부산대학교 도서관

The present article reports the combustion and emission characteristics of different monocyclic and polycyclic aromatics in a distributed combustion regime. Fuel blends based on five different aromatics, namely, ethylbenzene, α-methylstyrene, tetralin, indene, and methylnaphthalene, are investigated in a lab-scale distributed combustor at a thermal input of 30 kW, and the results are compared with commercial kerosene fuel. The fuel blends include a mixture of a base fuel, n-decane, and single added aromatics. The combustor is also numerically modeled using a chemical-equilibrium-based nonpremixed droplet combustion model for both monocyclic and polycyclic aromatic blended fuels. It is observed that the proper selection of aromatics in base fuel significantly affects the combustor performance.
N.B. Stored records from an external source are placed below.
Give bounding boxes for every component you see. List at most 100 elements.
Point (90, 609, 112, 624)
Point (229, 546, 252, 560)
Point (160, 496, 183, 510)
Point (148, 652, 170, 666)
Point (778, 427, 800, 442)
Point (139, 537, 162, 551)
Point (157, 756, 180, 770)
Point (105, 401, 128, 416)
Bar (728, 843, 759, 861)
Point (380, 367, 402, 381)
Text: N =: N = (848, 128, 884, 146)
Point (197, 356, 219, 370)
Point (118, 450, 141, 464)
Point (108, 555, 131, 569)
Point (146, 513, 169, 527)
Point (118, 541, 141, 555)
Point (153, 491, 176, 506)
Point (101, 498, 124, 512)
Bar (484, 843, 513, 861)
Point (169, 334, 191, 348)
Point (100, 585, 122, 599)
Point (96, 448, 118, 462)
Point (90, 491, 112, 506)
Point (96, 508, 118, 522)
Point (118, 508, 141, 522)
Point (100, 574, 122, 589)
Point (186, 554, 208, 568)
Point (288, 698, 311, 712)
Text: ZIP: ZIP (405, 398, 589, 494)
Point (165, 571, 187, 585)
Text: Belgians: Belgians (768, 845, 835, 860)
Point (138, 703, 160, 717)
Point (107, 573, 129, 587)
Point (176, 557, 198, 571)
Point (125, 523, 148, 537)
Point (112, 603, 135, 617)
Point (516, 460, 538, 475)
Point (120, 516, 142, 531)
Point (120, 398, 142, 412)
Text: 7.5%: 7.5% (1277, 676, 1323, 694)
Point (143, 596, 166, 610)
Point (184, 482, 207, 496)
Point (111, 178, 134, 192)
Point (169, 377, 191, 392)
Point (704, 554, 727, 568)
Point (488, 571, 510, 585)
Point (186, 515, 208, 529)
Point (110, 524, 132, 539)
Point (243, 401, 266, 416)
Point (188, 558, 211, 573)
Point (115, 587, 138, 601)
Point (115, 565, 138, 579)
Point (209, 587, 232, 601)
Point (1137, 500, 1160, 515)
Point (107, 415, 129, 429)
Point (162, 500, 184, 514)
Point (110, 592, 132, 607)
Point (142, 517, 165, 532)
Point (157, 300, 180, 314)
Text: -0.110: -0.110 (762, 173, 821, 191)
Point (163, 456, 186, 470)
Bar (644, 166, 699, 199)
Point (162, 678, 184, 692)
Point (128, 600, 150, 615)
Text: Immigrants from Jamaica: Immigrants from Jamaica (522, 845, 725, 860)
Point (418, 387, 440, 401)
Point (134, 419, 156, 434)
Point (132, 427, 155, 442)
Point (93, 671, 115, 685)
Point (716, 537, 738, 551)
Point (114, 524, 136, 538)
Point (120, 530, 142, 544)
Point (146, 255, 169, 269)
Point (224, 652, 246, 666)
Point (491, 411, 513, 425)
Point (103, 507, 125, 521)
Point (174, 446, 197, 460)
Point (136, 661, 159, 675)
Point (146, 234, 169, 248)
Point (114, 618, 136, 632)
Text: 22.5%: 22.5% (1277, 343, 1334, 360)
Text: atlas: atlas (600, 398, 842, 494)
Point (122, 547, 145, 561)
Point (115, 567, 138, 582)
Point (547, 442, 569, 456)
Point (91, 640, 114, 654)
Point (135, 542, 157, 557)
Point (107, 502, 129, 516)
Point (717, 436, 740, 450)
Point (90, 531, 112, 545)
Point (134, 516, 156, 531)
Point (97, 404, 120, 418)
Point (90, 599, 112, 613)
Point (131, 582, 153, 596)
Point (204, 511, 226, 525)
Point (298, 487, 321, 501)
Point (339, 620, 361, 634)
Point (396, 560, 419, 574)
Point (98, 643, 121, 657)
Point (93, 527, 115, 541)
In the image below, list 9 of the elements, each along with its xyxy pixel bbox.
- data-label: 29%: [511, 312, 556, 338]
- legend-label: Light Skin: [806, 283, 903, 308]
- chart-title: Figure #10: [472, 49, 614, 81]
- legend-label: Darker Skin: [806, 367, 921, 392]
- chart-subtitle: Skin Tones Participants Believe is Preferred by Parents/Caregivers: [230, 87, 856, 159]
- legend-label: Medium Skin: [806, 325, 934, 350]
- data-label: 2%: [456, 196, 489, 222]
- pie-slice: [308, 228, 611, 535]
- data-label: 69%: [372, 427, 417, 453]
Fuel blends based on monocyclic aromatics lead to an increased level of dilution and, consequently, a more uniform thermal field. Better spray characteristics of monocyclic aromatic fuel blends in comparison to kerosene and polycyclic aromatics result in reduced levels of gaseous and acoustic emissions. This helps create a more favorable environment for the formation of lower pollutant emissions. Unburned hydrocarbon emissions approach zero levels for ethylbenzene and α-methylstyrene fuel blends. It is observed that both the aromatic type and its overall content are responsible for particulate matter (PM) emissions. A wise selection of a novel aromatic-based fuel blend results in relatively lower PM emission levels in comparison to kerosene. Monocyclic aromatic-based fuel blends have an aromatic content similar to kerosene, and they produce relatively lower PM emissions. It is observed that through a wise selection of aromatic compounds and their concentration, both the objectives of future gas turbines, i.e., performance in terms of seal swell and lower gaseous emissions, can be achieved fastidiously.